Researchers of the LIGO and Virgo collaborations have looked for these continuous emission signals, focusing on those emitted from neutron stars in binary systems. Due to the movement and rotation of the Earth, this wave would appear with a characteristic frequency modulation, further characterised by the binary nature of the system. After integrating the data stream over the six-month period to accumulate a large signal-to-noise ratio, no evidence of this signature modulation has been found. However, researchers have determined the maximum distance from the Earth that the search was able to probe and the maximum deformation allowed for a neutron star within this range, setting a clear constraint for future analysis.

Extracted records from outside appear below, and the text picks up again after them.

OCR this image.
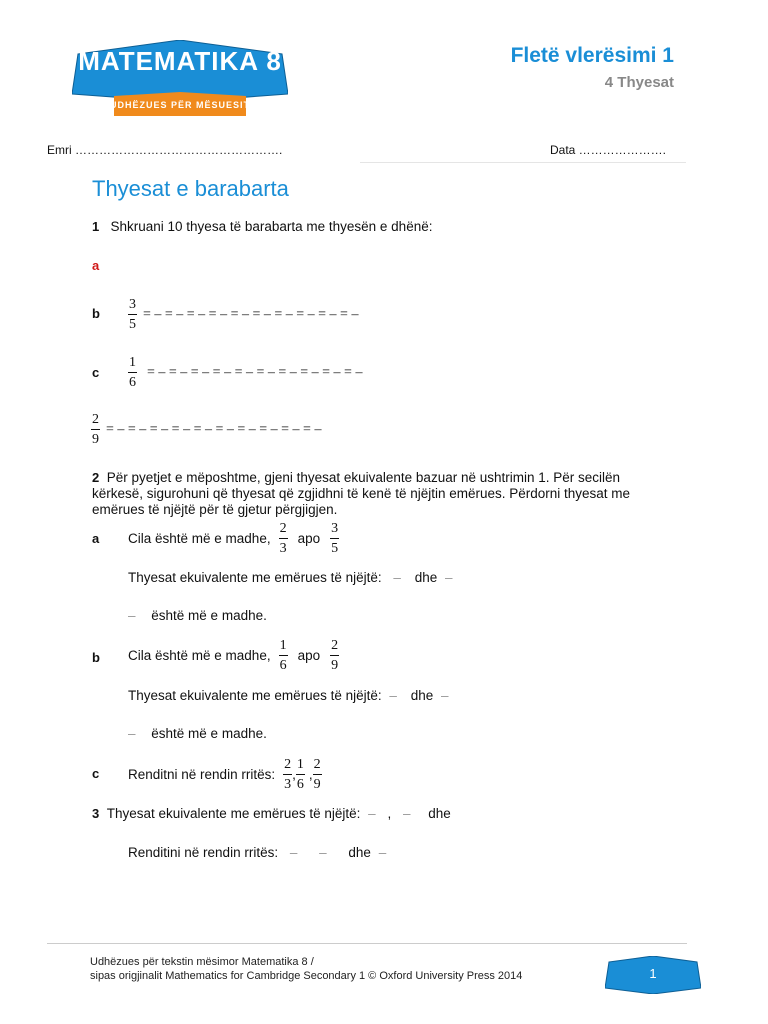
MATEMATIKA 8
UDHËZUES PËR MËSUESIT
Fletë vlerësimi 1
4 Thyesat
Emri …………………………………………….	Data ………………….
Thyesat e barabarta
1 Shkruani 10 thyesa të barabarta me thyesën e dhënë:
a
b $\frac{3}{5}$ = – = – = – = – = – = – = – = – = – = –
c $\frac{1}{6}$ = – = – = – = – = – = – = – = – = – = –
$\frac{2}{9}$ = – = – = – = – = – = – = – = – = – = –
2 Për pyetjet e mëposhtme, gjeni thyesat ekuivalente bazuar në ushtrimin 1. Për secilën kërkesë, sigurohuni që thyesat që zgjidhni të kenë të njëjtin emërues. Përdorni thyesat me emërues të njëjtë për të gjetur përgjigjen.
a Cila është më e madhe, $\frac{2}{3}$ apo $\frac{3}{5}$
Thyesat ekuivalente me emërues të njëjtë: – dhe –
– është më e madhe.
b Cila është më e madhe, $\frac{1}{6}$ apo $\frac{2}{9}$
Thyesat ekuivalente me emërues të njëjtë: – dhe –
– është më e madhe.
c Renditni në rendin rritës: $\frac{2}{3}$ , $\frac{1}{6}$ , $\frac{2}{9}$
3 Thyesat ekuivalente me emërues të njëjtë: – , – dhe
Renditini në rendin rritës: – – dhe –
Udhëzues për tekstin mësimor Matematika 8 /
sipas origjinalit Mathematics for Cambridge Secondary 1 © Oxford University Press 2014	1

The results were released on the 25th of December on arXiv.org.
Another study, released on the same day, focuses on a particular pulsar (a rapidly rotating neutron star), known as PSR J0537-6910, located in the Large Magellanic Cloud, a “satellite” galaxy of our Milky Way. While this pulsar spins, it loses energy, as all pulsars do, but this one is special because it is both the fastest spinning young pulsar we know of and the one with the largest rate of energy loss. If all of this lost energy was light, it would be about 100,000 times the luminosity of the Sun. Actually some of the energy could be lost as gravitational waves, and, if so, how much of it?
This is what the LIGO, Virgo and KAGRA Collaborations, in conjunction with NICER (Neutron star Interior Composition Explorer, a telescope installed on the International Space Station) have set out to investigate, by looking for continuous gravitational-wave emission from PSR J0537-6910. Also in this case, no evidence of this emission was found, but once again this allows us to gain new information: less than around 14% of the star's spin-down luminosity is going into gravitational-wave production. The remaining energy has to be emitted through other mechanisms: for example X-ray and Gamma ray emissions or through the acceleration of charged particles, to create the so-called pulsar wind nebula.
Image: A pulsar (pink) can be seen at the centre of the Messier 82 galaxy in this multi-wavelength portrait. The pulsar was discovered by NASA's NuSTAR which detected the pulsar's X-ray emission.